La paura del golden gol è tanta, ma la Germania non vuole rischiare di andare ai rigori: con la sua condizione di favorita, avrebbe tutto da perdere e poco da guadagnare.

E bastano 5 minuti ai tedeschi per l’apoteosi: una palla strana appena dentro l’area viene difesa da Bierhoff.

Non cercate eleganza o epicità nel movimento della torre tedesca: solo concretezza estrema. Bierhoff si gira, anche piuttosto goffamente, e calcia con il sinistro verso la porta ceca. Ora, i piedi non sono la sua specialità, e il sinistro men che meno, ma la palla di Bierhoff è baciata dal destino: la sfera è sostanzialmente innocua, ma tocca un difensore ceco, ingannando quel tanto che basta il portiere Kouba che può solo opporsi in maniera sommaria con il palmo aperto della mano sinistra. La palla, rallentata e deviata, trova comunque la strada della rete e si adagia beffarda vicino al palo sinistro della porta ceca.

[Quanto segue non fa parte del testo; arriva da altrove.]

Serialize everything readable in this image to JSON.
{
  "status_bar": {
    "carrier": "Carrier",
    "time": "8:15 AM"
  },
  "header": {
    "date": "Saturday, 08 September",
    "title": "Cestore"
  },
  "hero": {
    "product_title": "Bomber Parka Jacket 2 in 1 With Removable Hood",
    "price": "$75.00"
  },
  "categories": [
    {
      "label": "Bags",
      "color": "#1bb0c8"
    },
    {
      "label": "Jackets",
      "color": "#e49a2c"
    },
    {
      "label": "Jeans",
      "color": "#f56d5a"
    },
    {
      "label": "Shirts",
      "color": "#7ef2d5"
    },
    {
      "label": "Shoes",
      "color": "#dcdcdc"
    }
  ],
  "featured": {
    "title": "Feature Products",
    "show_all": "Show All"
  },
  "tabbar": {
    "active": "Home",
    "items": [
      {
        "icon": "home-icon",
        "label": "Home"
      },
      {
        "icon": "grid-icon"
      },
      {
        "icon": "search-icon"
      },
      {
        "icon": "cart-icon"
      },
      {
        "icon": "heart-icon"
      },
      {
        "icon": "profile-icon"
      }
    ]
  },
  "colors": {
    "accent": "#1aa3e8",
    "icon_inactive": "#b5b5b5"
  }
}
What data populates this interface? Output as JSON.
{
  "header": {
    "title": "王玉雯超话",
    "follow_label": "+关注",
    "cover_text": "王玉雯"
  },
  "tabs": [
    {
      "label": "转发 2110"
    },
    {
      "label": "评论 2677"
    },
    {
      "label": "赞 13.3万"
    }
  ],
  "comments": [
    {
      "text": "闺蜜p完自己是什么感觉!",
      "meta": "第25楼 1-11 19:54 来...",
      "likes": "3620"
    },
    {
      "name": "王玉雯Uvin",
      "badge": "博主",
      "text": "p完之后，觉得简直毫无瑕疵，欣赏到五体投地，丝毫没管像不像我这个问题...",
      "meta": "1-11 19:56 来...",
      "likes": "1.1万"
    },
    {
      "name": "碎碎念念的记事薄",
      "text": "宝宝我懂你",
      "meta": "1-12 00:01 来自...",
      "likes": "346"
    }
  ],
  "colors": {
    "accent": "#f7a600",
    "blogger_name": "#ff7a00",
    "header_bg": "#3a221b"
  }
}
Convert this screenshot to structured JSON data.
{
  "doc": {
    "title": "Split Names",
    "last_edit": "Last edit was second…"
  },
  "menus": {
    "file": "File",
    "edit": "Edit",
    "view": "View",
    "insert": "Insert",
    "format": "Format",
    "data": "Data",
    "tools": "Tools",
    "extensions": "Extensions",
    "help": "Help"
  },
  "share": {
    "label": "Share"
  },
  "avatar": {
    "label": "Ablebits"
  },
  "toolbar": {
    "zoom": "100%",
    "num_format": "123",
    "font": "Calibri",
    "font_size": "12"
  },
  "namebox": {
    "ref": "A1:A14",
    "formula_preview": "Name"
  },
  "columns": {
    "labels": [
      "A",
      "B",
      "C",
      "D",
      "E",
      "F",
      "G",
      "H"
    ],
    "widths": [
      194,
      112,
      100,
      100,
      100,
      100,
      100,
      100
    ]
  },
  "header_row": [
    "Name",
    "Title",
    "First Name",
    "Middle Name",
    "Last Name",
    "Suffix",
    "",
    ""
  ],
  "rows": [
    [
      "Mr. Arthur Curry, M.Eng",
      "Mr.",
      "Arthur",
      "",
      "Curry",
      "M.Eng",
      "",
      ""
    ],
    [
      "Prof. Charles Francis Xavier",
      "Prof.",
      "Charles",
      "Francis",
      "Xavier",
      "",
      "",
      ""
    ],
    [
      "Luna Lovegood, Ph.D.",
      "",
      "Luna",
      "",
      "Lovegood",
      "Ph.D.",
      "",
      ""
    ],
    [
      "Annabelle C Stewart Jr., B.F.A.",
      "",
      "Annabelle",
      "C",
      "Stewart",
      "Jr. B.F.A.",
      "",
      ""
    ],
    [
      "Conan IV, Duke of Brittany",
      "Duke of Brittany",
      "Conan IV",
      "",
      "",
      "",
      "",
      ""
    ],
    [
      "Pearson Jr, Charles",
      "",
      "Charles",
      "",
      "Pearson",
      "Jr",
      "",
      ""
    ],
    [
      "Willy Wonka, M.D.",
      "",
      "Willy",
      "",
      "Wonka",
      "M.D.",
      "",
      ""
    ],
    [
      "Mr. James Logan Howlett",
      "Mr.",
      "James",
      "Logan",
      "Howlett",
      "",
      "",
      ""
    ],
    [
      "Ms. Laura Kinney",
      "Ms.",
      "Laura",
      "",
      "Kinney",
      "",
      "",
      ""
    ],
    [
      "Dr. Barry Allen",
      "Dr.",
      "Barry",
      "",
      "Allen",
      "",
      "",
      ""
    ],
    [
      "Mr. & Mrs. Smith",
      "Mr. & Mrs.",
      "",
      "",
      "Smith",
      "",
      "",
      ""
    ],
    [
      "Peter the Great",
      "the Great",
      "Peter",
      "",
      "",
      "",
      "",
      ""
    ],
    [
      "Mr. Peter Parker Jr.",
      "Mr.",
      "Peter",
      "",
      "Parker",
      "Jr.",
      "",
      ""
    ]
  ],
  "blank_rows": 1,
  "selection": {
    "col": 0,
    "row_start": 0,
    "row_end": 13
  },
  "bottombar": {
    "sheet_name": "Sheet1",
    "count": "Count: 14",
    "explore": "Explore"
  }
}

È il primo golden gol a decidere una competizione a livello di nazionali maggiori (il primo in assoluto fu di Pierluigi Orlandini nella finale dell’Euro under 21 del 94) e a segnarlo col piede sbagliato è un macchinoso centravanti che mastica la provincia del calcio italiano da anni.

Anche se ad alzare la coppa dinnanzi a sua Maestà Elisabetta è la Germania con il capitano Klinsmann, possiamo comunque affermare che nonostante tutto l’europeo di calcio si conferma la competizione degli underdog, e questa volta ha premiato Oliver Bierhoff, il protagonista che non ti aspetti sul palcoscenico più regale di quell’estate pallonara del 1996.